Escalating cartel violence has increasingly eclipsed large swaths of Mexico, leaving thousands of Mexicans reported missing this year alone.
Karla Quintana, head of the National Search Commission, did not elaborate on the motives for her resignation, saying on Wednesday only that she is leaving her post "in light of current circumstances."
"The challenges surrounding the disappearance of people remain," Quintana posted on X, the social platform formerly known as Twitter. "The State must continue to push for a comprehensive policy geared toward prevention, searching and fighting impunity."
Populist President Andrés Manuel López Obrador's government has recently come under criticism for announcing it would carry out a census of the country's disappeared. Critics say this is a tactic to manipulate numbers and "present a fictitious decrease" in those missing ahead of elections next year.
More than 110,000 remain missing across the country, according to Quintana's commission figures -- likely an undercount due to lack of reporting, distrust in authorities and endemic impunity.
U.S. senator addresses Cyprus constraint
NICOSIA, Cyprus -- The chairman of the U.S. Senate Foreign Relations Committee said Thursday he will push to either end or extend the timeline of a legal clause that requires annual approval for the sale of U.S.-made weapons to Cyprus.
New Jersey Democratic Sen. Robert Menendez told a gathering of Cypriot diaspora in the capital Nicosia that ending or extending that year-by-year approval would enable ethnically divided Cyprus to have the "long range planning abilities" for its domestic defense.
"I think we have to keep enhancing our military to military cooperation, as well as our intelligence sharing, which has been extraordinary," Menendez said. "Cyprus' geostrategic position and location is an invaluable asset to our collective security."
The U.S. imposed an arms embargo on Cyprus in 1987 to deter an arms race in the region, but lifted the embargo in 2020 amid improving relations with the island nation, while requiring annual approval for further sales.
U.S. Secretary of State Antony Blinken last week approved exports, re-exports and transfers of U.S.-made weapons to Cyprus for the fiscal year 2024 after certifying that the east Mediterranean island nation met the "necessary conditions."
Those conditions include implementing anti-money laundering regulations and denying Russian military vessels access to ports for refueling and servicing.

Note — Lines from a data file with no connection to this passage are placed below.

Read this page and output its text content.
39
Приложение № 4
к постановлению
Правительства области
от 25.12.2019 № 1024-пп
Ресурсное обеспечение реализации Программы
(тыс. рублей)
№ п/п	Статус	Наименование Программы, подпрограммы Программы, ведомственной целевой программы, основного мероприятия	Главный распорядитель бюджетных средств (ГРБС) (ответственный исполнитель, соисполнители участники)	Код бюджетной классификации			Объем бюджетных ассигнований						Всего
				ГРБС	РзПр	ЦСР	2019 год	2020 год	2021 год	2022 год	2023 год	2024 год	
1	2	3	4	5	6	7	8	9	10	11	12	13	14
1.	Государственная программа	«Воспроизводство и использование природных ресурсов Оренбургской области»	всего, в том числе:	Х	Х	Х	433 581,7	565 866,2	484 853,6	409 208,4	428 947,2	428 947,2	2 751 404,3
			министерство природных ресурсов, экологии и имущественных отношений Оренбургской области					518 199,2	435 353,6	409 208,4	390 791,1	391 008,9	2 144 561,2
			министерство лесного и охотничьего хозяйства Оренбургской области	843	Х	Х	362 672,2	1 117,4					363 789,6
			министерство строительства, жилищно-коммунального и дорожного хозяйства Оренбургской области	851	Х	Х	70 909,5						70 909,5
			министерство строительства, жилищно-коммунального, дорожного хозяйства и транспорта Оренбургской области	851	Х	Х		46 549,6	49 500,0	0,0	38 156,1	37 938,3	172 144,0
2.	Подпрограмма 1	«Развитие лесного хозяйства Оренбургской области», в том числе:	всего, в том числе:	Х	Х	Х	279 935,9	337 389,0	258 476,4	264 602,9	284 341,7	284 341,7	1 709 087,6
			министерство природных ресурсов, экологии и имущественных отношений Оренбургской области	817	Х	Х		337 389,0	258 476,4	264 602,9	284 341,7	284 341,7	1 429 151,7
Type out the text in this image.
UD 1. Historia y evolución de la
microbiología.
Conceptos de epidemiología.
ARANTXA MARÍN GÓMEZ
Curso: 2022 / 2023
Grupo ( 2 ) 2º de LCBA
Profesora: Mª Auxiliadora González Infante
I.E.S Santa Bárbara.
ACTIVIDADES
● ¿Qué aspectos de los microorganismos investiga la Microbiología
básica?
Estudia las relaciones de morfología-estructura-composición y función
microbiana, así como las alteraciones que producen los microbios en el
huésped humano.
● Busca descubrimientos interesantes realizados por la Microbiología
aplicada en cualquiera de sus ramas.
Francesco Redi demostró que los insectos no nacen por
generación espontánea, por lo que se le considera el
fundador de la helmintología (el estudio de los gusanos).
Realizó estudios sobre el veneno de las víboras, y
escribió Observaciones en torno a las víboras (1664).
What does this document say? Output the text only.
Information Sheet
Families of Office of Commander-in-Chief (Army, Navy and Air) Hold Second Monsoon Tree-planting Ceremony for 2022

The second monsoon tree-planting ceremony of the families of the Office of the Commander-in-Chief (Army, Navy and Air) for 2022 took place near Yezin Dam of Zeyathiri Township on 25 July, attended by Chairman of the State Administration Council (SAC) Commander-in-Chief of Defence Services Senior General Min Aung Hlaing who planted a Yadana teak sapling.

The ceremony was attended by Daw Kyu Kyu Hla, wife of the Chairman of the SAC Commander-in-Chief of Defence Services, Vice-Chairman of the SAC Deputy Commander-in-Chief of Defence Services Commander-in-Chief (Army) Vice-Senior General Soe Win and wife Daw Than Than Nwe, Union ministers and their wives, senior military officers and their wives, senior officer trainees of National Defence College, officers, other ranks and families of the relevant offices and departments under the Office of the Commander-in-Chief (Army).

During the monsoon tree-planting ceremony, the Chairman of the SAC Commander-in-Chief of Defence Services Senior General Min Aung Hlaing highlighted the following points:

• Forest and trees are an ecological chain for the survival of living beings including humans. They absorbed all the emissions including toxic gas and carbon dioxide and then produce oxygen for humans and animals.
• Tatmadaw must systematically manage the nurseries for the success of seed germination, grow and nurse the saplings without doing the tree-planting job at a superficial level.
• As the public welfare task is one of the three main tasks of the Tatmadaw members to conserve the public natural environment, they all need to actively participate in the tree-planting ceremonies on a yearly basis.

Moscow court extends journalist's hold
The pretrial detention of Evan Gershkovich, an American reporter for The Wall Street Journal who has been held in Russia since March, has been extended by three months, a Moscow court said Thursday.
Gershkovich has been detained in Moscow's Lefortovo prison on espionage charges that he, the U.S. government and the Journal have vehemently denied. The United States has said he is wrongfully detained.
In secret and short proceedings Thursday that were closed to the news media, a Moscow court ruled that Gershkovich's pretrial detention, which had previously been extended to Aug. 30, would now stretch until at least Nov. 30.
The arrest of Gershkovich was the first time since the end of the Cold War that an American journalist had been detained on accusations of spying in Russia. He could face a sentence of up to 20 years in a penal colony. At the time he was detained by the Federal Security Service, or FSB, Gershkovich was on a reporting trip in Yekaterinburg and had accreditation from Russia's Foreign Ministry.
In a statement released after the hearing, the Journal said it was "deeply disappointed" that Gershkovich "continues to be arbitrarily and wrongfully detained for doing his job as a journalist" and called the accusations "baseless" and "categorically false." The statement added that "journalism is not a crime."